(Author of Antilisp, a Lisp for metaprogramming in non-Lisp languages) Not as small a project, but writing a feature-complete implementation of a small language is a very good learning experience that I would recommend to everyone.

There are only so many language implementers, and many opportunities to innovate in language design become obvious when it's your turn to decide what to implement.

For example, I made macros and axioms first-class citizens of the language as special cases of the function type, because using an interpreter allowed me to decide how things should be evaluated at runtime. I accidentally found a trivial way to bootstrap (quote) in my language. I also found a way to make a much more general reader macro system by simply writing a modular value reader that can be extended by adding new elements to a list of parsers. This make non-lisp syntaxes like JSON much easier to implement than with the CL reader macro system where reader macros are bound to some special parameters.

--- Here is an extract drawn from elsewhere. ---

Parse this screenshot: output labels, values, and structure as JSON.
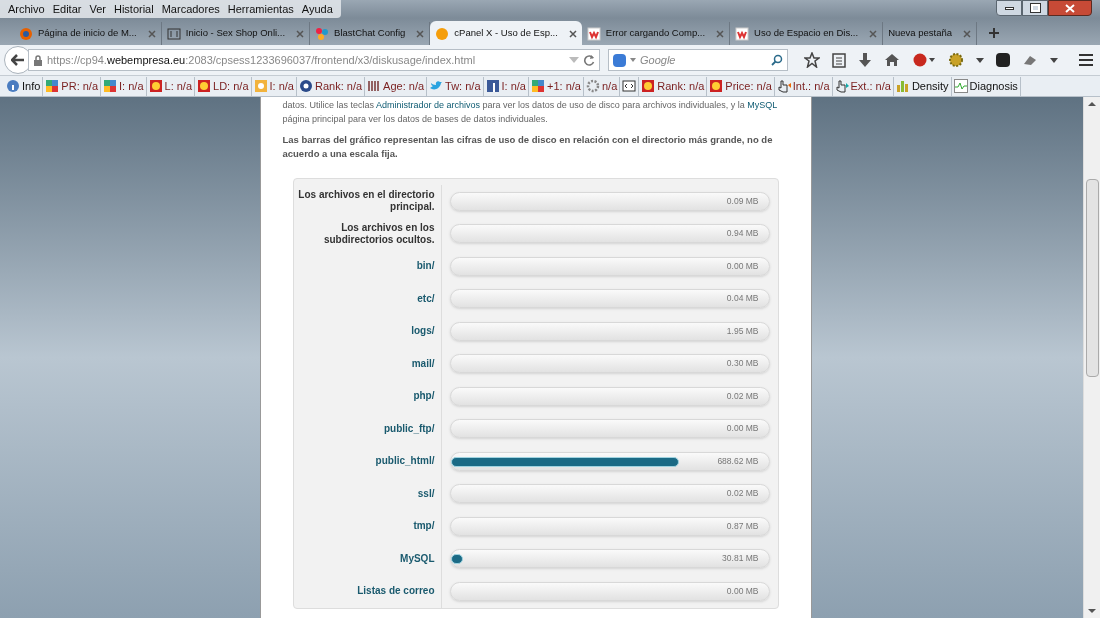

Note for context: In my case, the Lisp interpreter is under 3KLoC, and most of the abstractions are bootstrapped from macros and reflection primitives, or primitive that are shadowed by higher level builtins.

Off topic, but this is the first I've heard of Antilisp and I love the idea - seems aimed at the sort of problems that I've definitely solved with a tangle of unmaintainable elisp before. Now I just need to forget about the whole thing before I talk myself into writing a Helm module for it... or an HCL one... or... NO.

Thanks! Antilisp is still WIP, so I would not recommend spending time writing modules for complex languages yet. I am (slowly) fixing things and writing more/better wrappers so that users don't have to dedicate their own time before deriving value from the language.

I relate to that feeling of having to resist the siren call of Lisp.